Coating thickness refers to the thickness of the final hot-dip galvanized coating, while coating weight refers to the zinc content of a given surface area. There are two different methods that can be used to measure coating thickness on hot-dip galvanized steel - magnetic Thickness Gauges and optical microscopy.
The first method utilizing a magnetic Thickness Gauge is a non-destructive and simple method. There are three types of magnetometers, any of which can be easily used in a galvanizing facility or in the field.
The first type of magnetic Thickness Gauge, the pencil gauge (Figure 14), is pocket-sized and uses a spring-loaded magnet housed in a pencil-shaped container. The tip of the gauge is placed on the steel surface and pulled out slowly in a continuous motion. When the tip of the gauge is pulled away from the steel's surface, a magnet near the tip is attracted to the steel. The scale indicates the coating thickness immediately before the magnet is pulled from the steel surface.
The accuracy of a pencil gauge requires that it be used in a true vertical plane, as measurements taken on a horizontal or top position will have more error due to gravity. Measurements should be taken multiple times as the absolute accuracy of this type of gauge is below average and it is difficult to determine the true coating thickness when only one reading is taken.
A banana gauge (Figure 15) is the second type of Thickness Gauge. With this gauge, coating thickness measurements are taken by placing a rubber magnet housing on the surface of the product and holding the gauge parallel to the surface. Turn the scale ring clockwise to bring the tip of the instrument into contact with the coated surface and turn counterclockwise until contact break can be heard and felt. When the magnetic tip breaks away from the coated surface, the position of the graduated ring shows the coating thickness. The advantage of a banana gauge is the ability to measure coating thickness in any position without recalibration or gravitational interference.
Electronic or digital gauges (Figure 16) are accurate and arguably the easiest to operate Thickness Gauges. The electronic Thickness Gauge is operated by simply placing the magnetic probe on the coated surface, and the digital readout shows the coating thickness. The advantage of electronic gauges is that they do not require recalibration with the probe orientation, but they do need to be calibrated with shims of different thicknesses to verify gauge accuracy when in use. These shims are measured and the gage is calibrated to the thickness of the shim, then the process is repeated for different thicknesses of shims until the gage produces accurate readings in all thickness ranges.

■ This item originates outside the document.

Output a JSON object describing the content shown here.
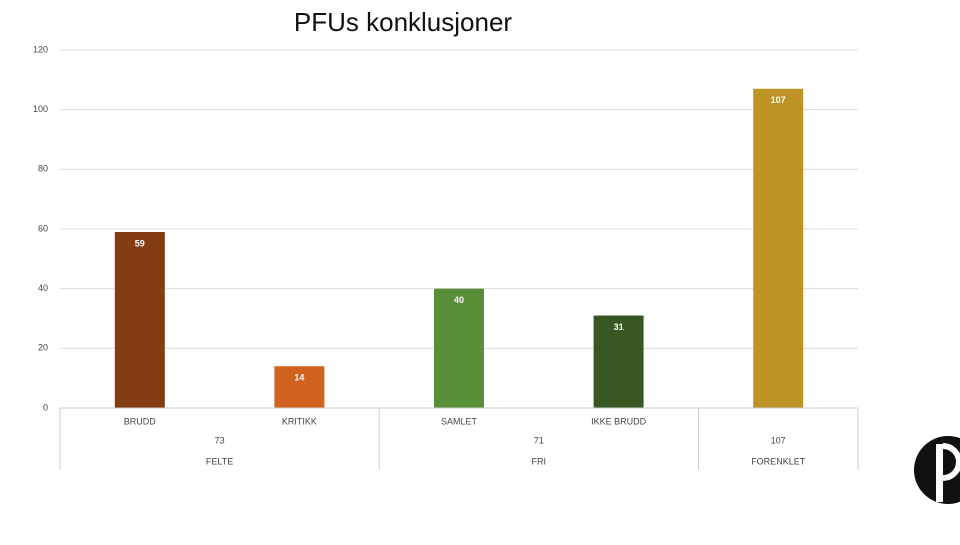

One benefit of electronic or digital meters is the ability to store data and perform averaging calculations, which facilitates the entire process.
ASTM E 376
The ASTM E376 specification contains information on measuring coating thickness using a magnet or electromagnetic current. It provides some tips for obtaining measurement results with the highest accuracy and describes how physical properties, structures and coatings can interfere with measurement methods. It also contains some general guidelines on how to reduce errors. Some key requirements and guidelines include:
Measurement readings should be spread as widely as possible
Measurements for large products should be at least 4 inches from the edge
The reading should be in the "regular area" of the coating
Readings should not be taken near edges, holes or inside corners
Avoid taking readings on curved surfaces if possible
At least five readings should be taken to obtain a good "true" value representative of the sample
Recalibrate frequently, using non-magnetic thin film standards or shims above and below expected thickness values
Another method of measuring coating thickness is optical microscopy (Figure 17), which is a destructive technique that exposes the edge of the coating under an optical microscope. Samples will need to be sectioned, then mounted and polished to reveal the exposed edges of the hot-dip galvanized coating. The calibrated eyepiece of the light microscope can then determine the thickness of the coating. Because this is a destructive technique, it is generally only used to examine single specimen samples to resolve measurement disputes or for research purposes. The accuracy of light microscopy is highly dependent on the expertise of the operator.